Engineering Contradictions & Design Principles
Engineering Contradiction Analysis
1Reliability
If conventional AWGN assumption and shot noise modeling are used, then noise removal processing can be performed, but image quality remains degraded due to insufficient noise type reflection
Solution Approach 1:
The patent segments the noise modeling process by dividing noise into distinct types (dark-current noise, shot noise, fixed-pattern noise) and modeling each separately with specific characteristics. This segmentation allows accurate representation of different noise sources while maintaining computational efficiency, resolving the contradiction between noise removal effectiveness and image quality preservation.
Solution Approach 2:
The patent creates a composite noise model that integrates multiple noise types (dark-current, shot, and fixed-pattern noise) into a unified framework. This composite approach enables comprehensive noise characterization that reflects real image sensor behavior across various brightness levels, improving both noise removal effectiveness and final image quality.
2Manufacturing precision
If multiple noise types are modeled accurately, then image quality improves, but computational complexity increases
Solution Approach 1:
The patent implements dynamic noise modeling where the noise characteristics adapt based on image brightness levels. The noise models are activated or adjusted according to the detected brightness, allowing accurate multi-type noise representation in low-light conditions while using simplified models in high-light conditions. This dynamic approach maintains image quality without consistently increasing computational complexity.
Solution Approach 2:
The patent changes noise model parameters based on brightness levels and other imaging conditions. By adjusting which noise models are active and their specific parameters according to scene conditions, the system achieves accurate noise characterization when needed while reducing computational overhead during simpler conditions, thus balancing image quality and device complexity.

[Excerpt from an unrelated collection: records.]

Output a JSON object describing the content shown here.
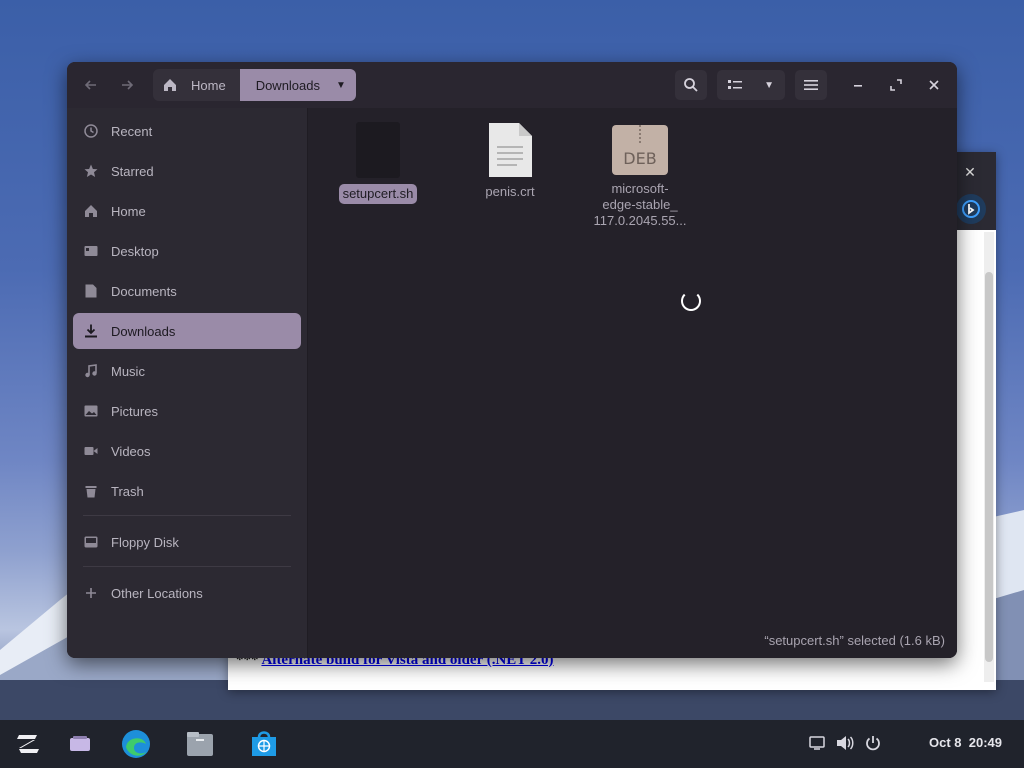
{
  "file_manager": {
    "path": {
      "home": "Home",
      "current": "Downloads"
    },
    "sidebar": {
      "items": [
        {
          "label": "Recent",
          "icon": "clock-icon",
          "active": false
        },
        {
          "label": "Starred",
          "icon": "star-icon",
          "active": false
        },
        {
          "label": "Home",
          "icon": "home-icon",
          "active": false
        },
        {
          "label": "Desktop",
          "icon": "desktop-icon",
          "active": false
        },
        {
          "label": "Documents",
          "icon": "document-icon",
          "active": false
        },
        {
          "label": "Downloads",
          "icon": "download-icon",
          "active": true
        },
        {
          "label": "Music",
          "icon": "music-icon",
          "active": false
        },
        {
          "label": "Pictures",
          "icon": "picture-icon",
          "active": false
        },
        {
          "label": "Videos",
          "icon": "video-icon",
          "active": false
        },
        {
          "label": "Trash",
          "icon": "trash-icon",
          "active": false
        }
      ],
      "devices": [
        {
          "label": "Floppy Disk",
          "icon": "drive-icon"
        }
      ],
      "other": {
        "label": "Other Locations",
        "icon": "plus-icon"
      }
    },
    "files": [
      {
        "name": "setupcert.sh",
        "type": "script",
        "selected": true
      },
      {
        "name": "penis.crt",
        "type": "text"
      },
      {
        "name_lines": [
          "microsoft-",
          "edge-stable_",
          "117.0.2045.55..."
        ],
        "type": "deb",
        "badge": "DEB"
      }
    ],
    "status": "“setupcert.sh” selected  (1.6 kB)"
  },
  "background_window": {
    "link_prefix": "***",
    "link_text": "Alternate build for Vista and older (.NET 2.0)",
    "close": "✕"
  },
  "taskbar": {
    "date": "Oct 8",
    "time": "20:49"
  },
  "colors": {
    "accent": "#9a8ba8",
    "window_bg": "#242129",
    "sidebar_bg": "#2c2932"
  }
}
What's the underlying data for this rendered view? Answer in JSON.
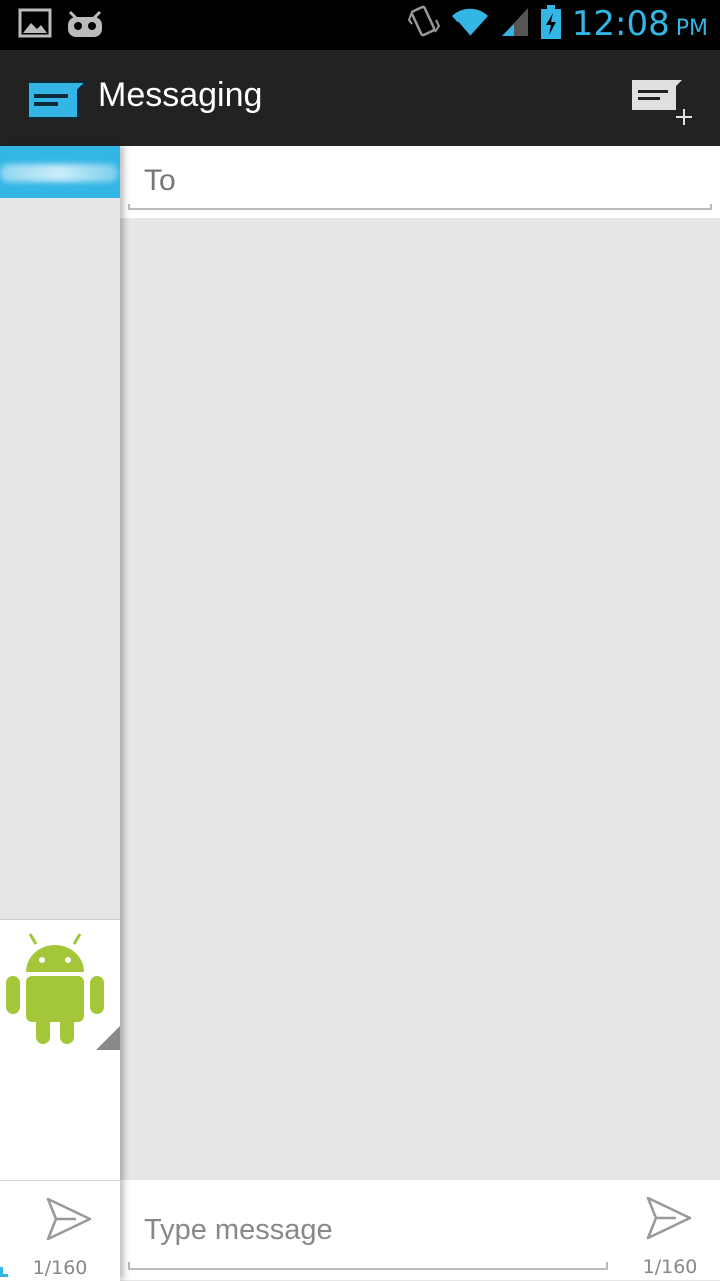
{
  "status_bar": {
    "clock_time": "12:08",
    "clock_ampm": "PM",
    "icons": [
      "image-notification-icon",
      "cyanogen-mascot-icon",
      "vibrate-icon",
      "wifi-icon",
      "signal-icon",
      "battery-charging-icon"
    ],
    "accent_color": "#33b5e5"
  },
  "action_bar": {
    "title": "Messaging",
    "app_icon": "messaging-app-icon",
    "compose_icon": "new-message-icon"
  },
  "recipients": {
    "placeholder": "To"
  },
  "compose": {
    "placeholder": "Type message",
    "counter": "1/160",
    "send_icon": "send-icon"
  },
  "left_panel": {
    "counter": "1/160",
    "avatar_icon": "android-robot-icon"
  },
  "colors": {
    "accent": "#33b5e5",
    "action_bar_bg": "#222222",
    "background": "#e6e6e6",
    "android_green": "#a4c639"
  }
}
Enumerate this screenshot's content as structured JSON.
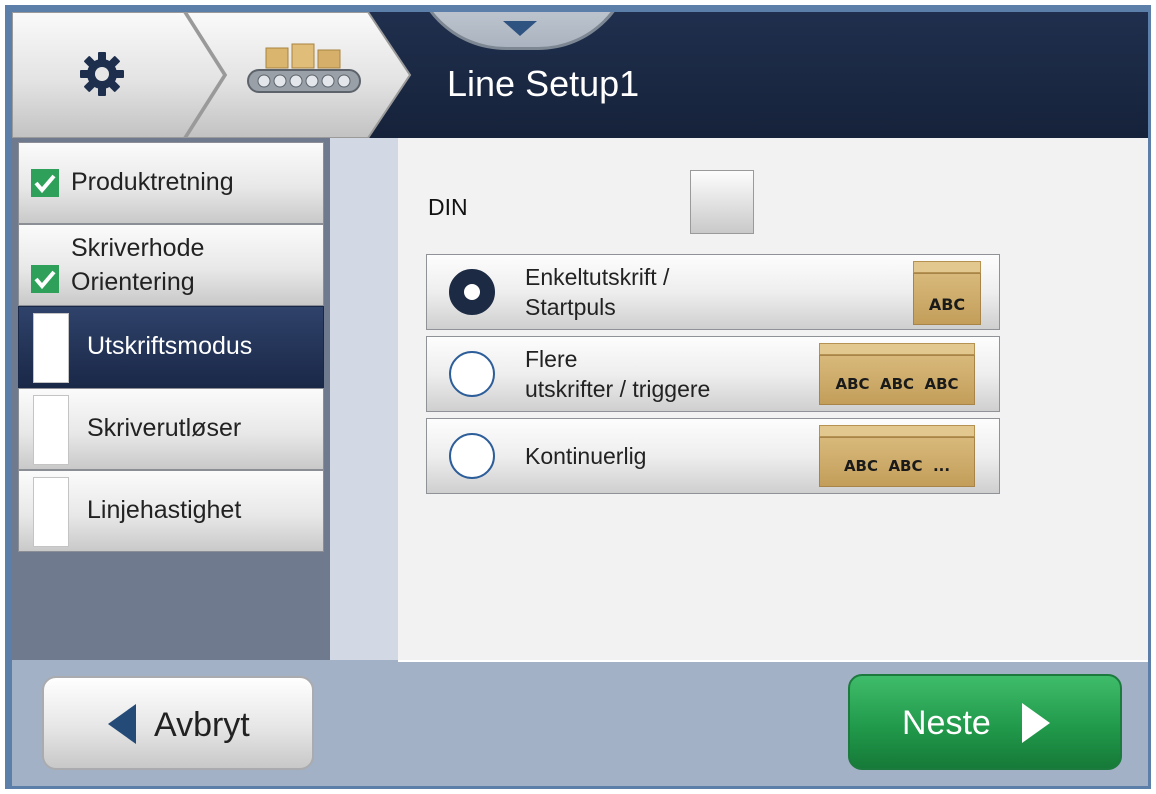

3Adaptability or versatility
If noise models are updated frequently to adapt to different conditions, then adaptability improves, but processing time increases
Solution Approach 1:
The patent performs preliminary characterization of noise models during system setup or calibration phases, storing noise statistics and parameters in advance. During actual image processing, the system retrieves pre-characterized noise models rather than computing them in real-time, enabling rapid adaptation to different imaging conditions without increasing processing time during the critical image analysis phase.
Solution Approach 2:
The patent creates copies of noise models that can be rapidly instantiated for different imaging conditions without requiring complex real-time computations. By using pre-computed noise model copies that can be quickly loaded and applied, the system achieves high adaptability to various brightness levels and conditions while maintaining fast processing speeds during actual image analysis.
Data Source
AI summary
A method is for processing a Bayer domain signal of an image sensor to model an integrated noise in the image sensor. The method includes receiving the Bayer domain signal of the image signal, setting a plurality of noise models using the Bayer domain signal, and determining an integrated noise level in the image sensor based on the plurality of noise models. The noise models include a dark-current noise model, a shot noise model and a fixed-pattern noise model.